10.3 Infinite-Horizon Problems

In stochastic control theory and artificial intelligence research,
most problems considered to date do not specify a goal set.
Therefore, there are no associated termination actions. The task is
to develop a plan that minimizes the expected cost (or maximize
expected reward) over some number of stages. If the number of stages
is finite, then it is straightforward to apply the value iteration
method of Section 10.2.1. The adapted version of backward
value iteration simply terminates when the first stage is reached.
The problem becomes more challenging if the number of stages is
infinite. This is called an *infinite-horizon problem*.
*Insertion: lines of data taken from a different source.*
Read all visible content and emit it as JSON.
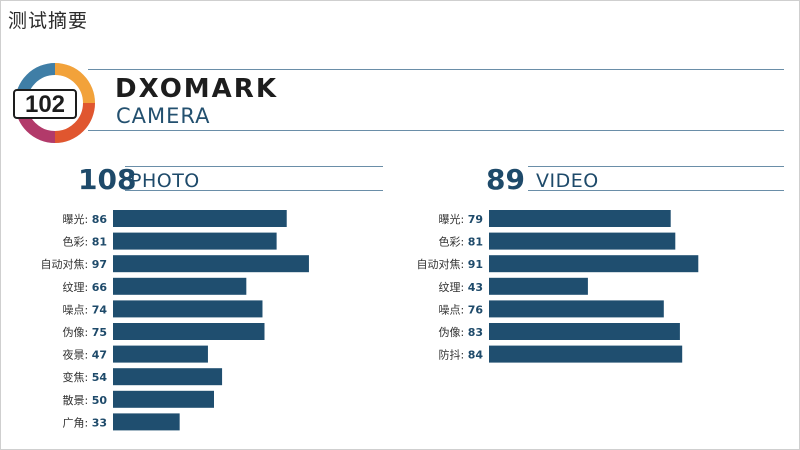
{
  "page": {
    "title": "测试摘要"
  },
  "badge": {
    "score": "102"
  },
  "brand": {
    "name": "DXOMARK",
    "category": "CAMERA"
  },
  "colors": {
    "bar": "#1f4e6f",
    "accent": "#1e4a6a",
    "rule": "#6a8ea8"
  },
  "chart_data": [
    {
      "type": "bar",
      "orientation": "horizontal",
      "title": "PHOTO",
      "score": "108",
      "categories": [
        "曝光",
        "色彩",
        "自动对焦",
        "纹理",
        "噪点",
        "伪像",
        "夜景",
        "变焦",
        "散景",
        "广角"
      ],
      "values": [
        86,
        81,
        97,
        66,
        74,
        75,
        47,
        54,
        50,
        33
      ],
      "xlim": [
        0,
        100
      ],
      "grid": false
    },
    {
      "type": "bar",
      "orientation": "horizontal",
      "title": "VIDEO",
      "score": "89",
      "categories": [
        "曝光",
        "色彩",
        "自动对焦",
        "纹理",
        "噪点",
        "伪像",
        "防抖"
      ],
      "values": [
        79,
        81,
        91,
        43,
        76,
        83,
        84
      ],
      "xlim": [
        0,
        100
      ],
      "grid": false
    }
  ]
}
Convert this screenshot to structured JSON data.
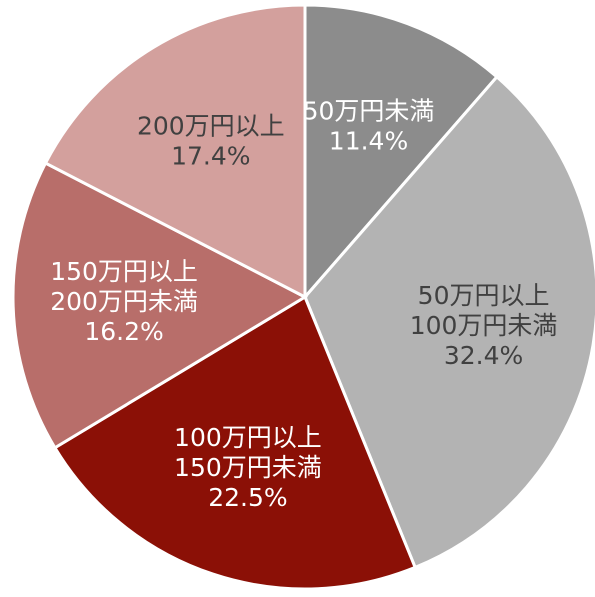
{
  "chart_data": {
    "type": "pie",
    "categories": [
      [
        "50万円未満"
      ],
      [
        "50万円以上",
        "100万円未満"
      ],
      [
        "100万円以上",
        "150万円未満"
      ],
      [
        "150万円以上",
        "200万円未満"
      ],
      [
        "200万円以上"
      ]
    ],
    "values": [
      11.4,
      32.4,
      22.5,
      16.2,
      17.4
    ],
    "value_labels": [
      "11.4%",
      "32.4%",
      "22.5%",
      "16.2%",
      "17.4%"
    ],
    "colors": [
      "#8c8c8c",
      "#b3b3b3",
      "#8b1006",
      "#b86e6a",
      "#d3a09d"
    ],
    "label_colors": [
      "#ffffff",
      "#404040",
      "#ffffff",
      "#ffffff",
      "#404040"
    ]
  }
}
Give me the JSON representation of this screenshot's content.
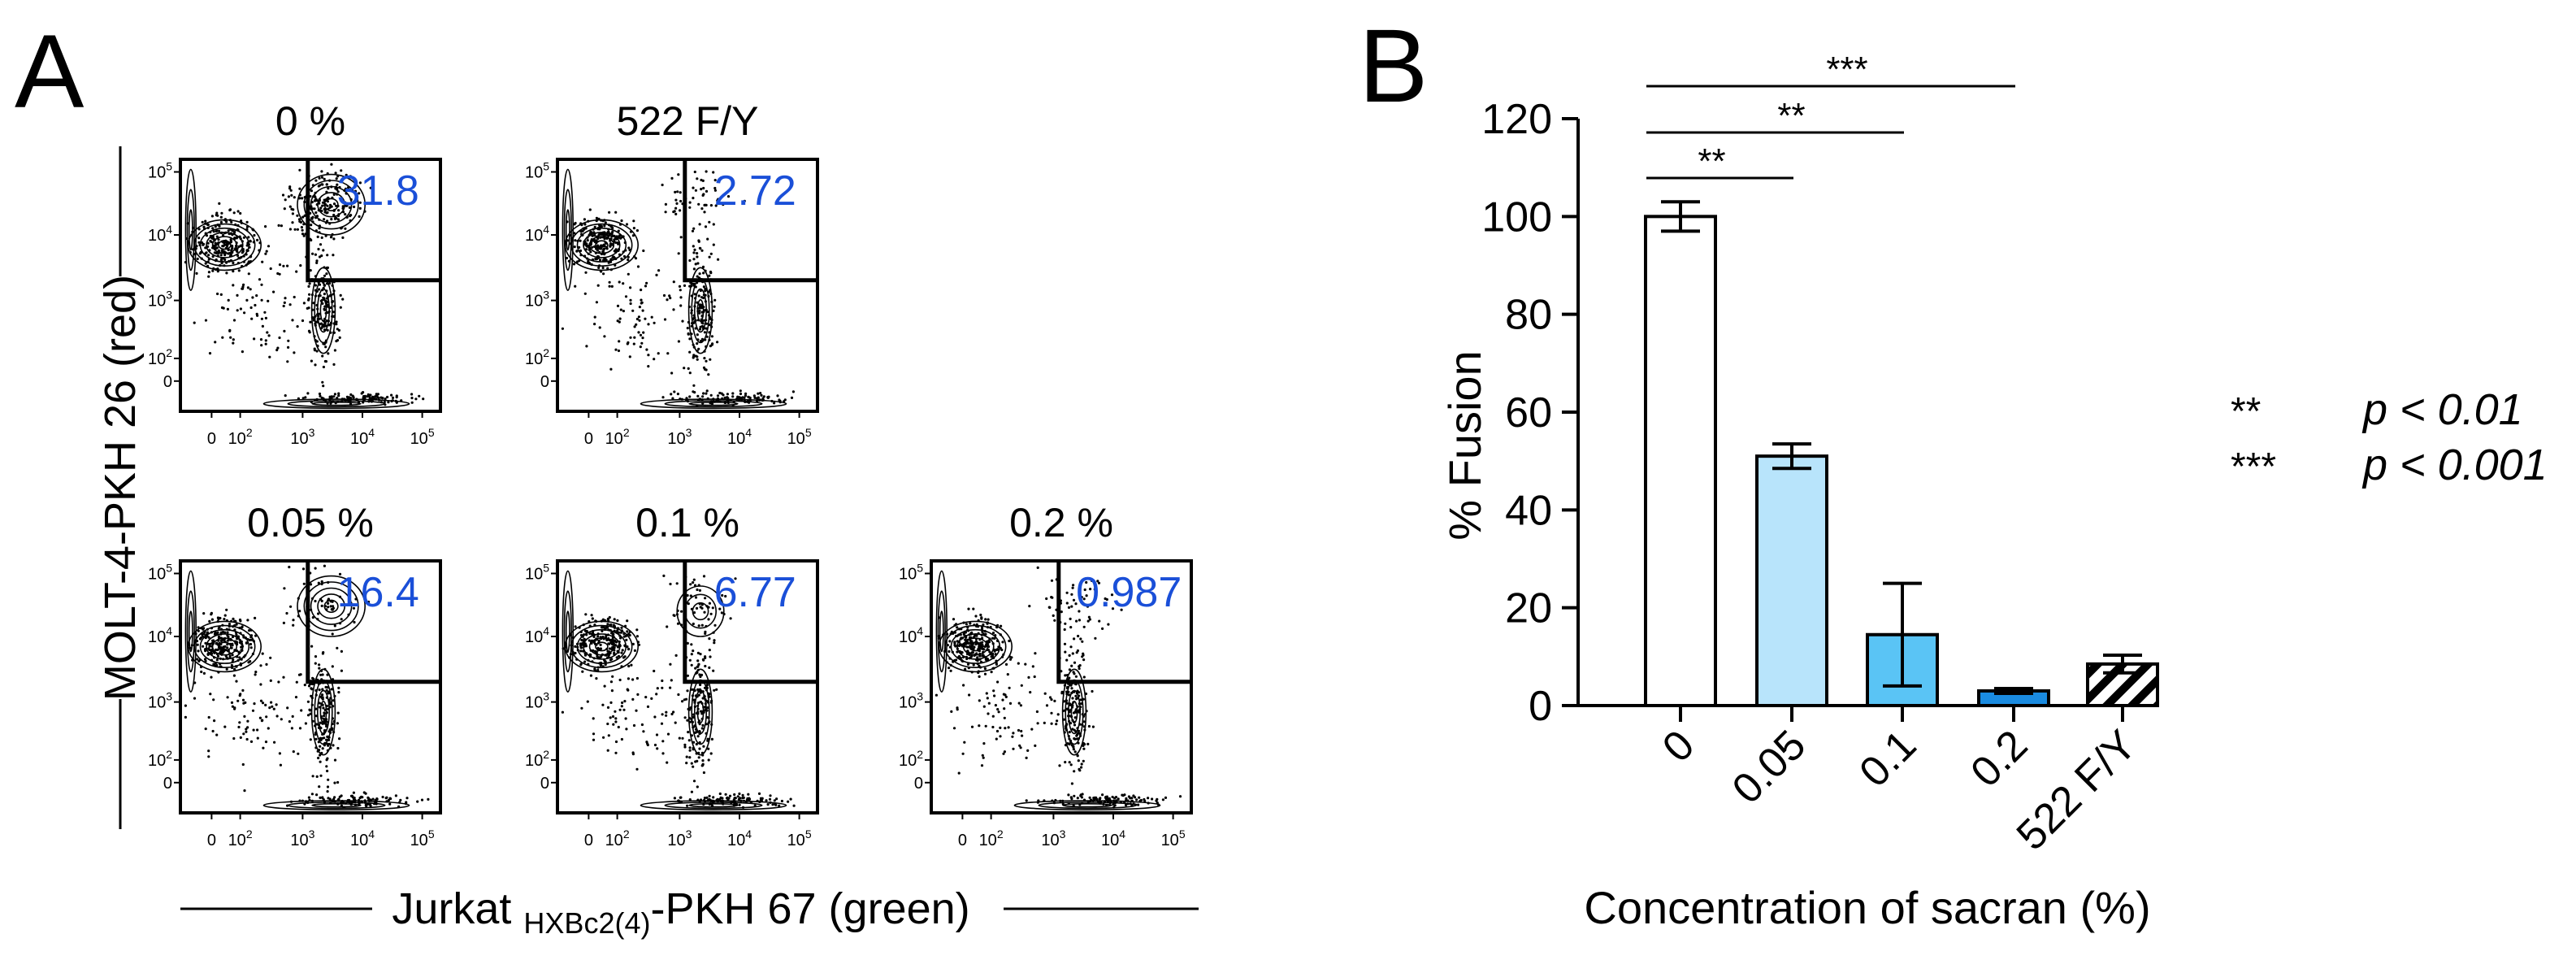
{
  "panel_a": {
    "label": "A",
    "y_axis_label": "MOLT-4-PKH 26 (red)",
    "x_axis_label_main": "Jurkat ",
    "x_axis_label_sub": "HXBc2(4)",
    "x_axis_label_tail": "-PKH 67 (green)",
    "tick_labels": {
      "zero": "0",
      "p2": "10",
      "p3": "10",
      "p4": "10",
      "p5": "10",
      "e2": "2",
      "e3": "3",
      "e4": "4",
      "e5": "5"
    },
    "plots": [
      {
        "title": "0 %",
        "gate_value": "31.8"
      },
      {
        "title": "522 F/Y",
        "gate_value": "2.72"
      },
      {
        "title": "0.05 %",
        "gate_value": "16.4"
      },
      {
        "title": "0.1 %",
        "gate_value": "6.77"
      },
      {
        "title": "0.2 %",
        "gate_value": "0.987"
      }
    ],
    "colors": {
      "gate_value": "#1a4fd8",
      "line": "#000000"
    }
  },
  "chart_data": {
    "type": "bar",
    "panel_label": "B",
    "title": "",
    "xlabel": "Concentration of sacran (%)",
    "ylabel": "% Fusion",
    "ylim": [
      0,
      120
    ],
    "yticks": [
      0,
      20,
      40,
      60,
      80,
      100,
      120
    ],
    "categories": [
      "0",
      "0.05",
      "0.1",
      "0.2",
      "522 F/Y"
    ],
    "values": [
      100,
      51,
      14.5,
      3,
      8.5
    ],
    "errors": [
      3,
      2.5,
      10.5,
      0.5,
      1.8
    ],
    "bar_colors": [
      "#ffffff",
      "#b8e4fb",
      "#5ac4f5",
      "#1a8be0",
      "hatched"
    ],
    "significance": [
      {
        "from": 0,
        "to": 3,
        "label": "***"
      },
      {
        "from": 0,
        "to": 2,
        "label": "**"
      },
      {
        "from": 0,
        "to": 1,
        "label": "**"
      }
    ],
    "legend": [
      {
        "stars": "**",
        "text": "p < 0.01"
      },
      {
        "stars": "***",
        "text": "p < 0.001"
      }
    ]
  }
}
The number of stages for the planning problems considered in Section
10.1 is also infinite; however, it was expected that if
the goal could be reached, termination would occur in a finite number
of iterations. If there is no termination condition, then the costs
tend to infinity. There are two alternative cost models that force
the costs to become finite. The *discounted cost model* shrinks
the per-stage costs as the stages extend into the future; this yields
a geometric series for the total cost that converges to a finite
value. The *average cost-per-stage model* divides the total cost
by the number of stages. This essentially normalizes the accumulating
cost, once again preventing its divergence to infinity. Some of the
computation methods of Section 10.2 can be adapted to
these models. This section formulates these two infinite-horizon cost
models and presents computational solutions.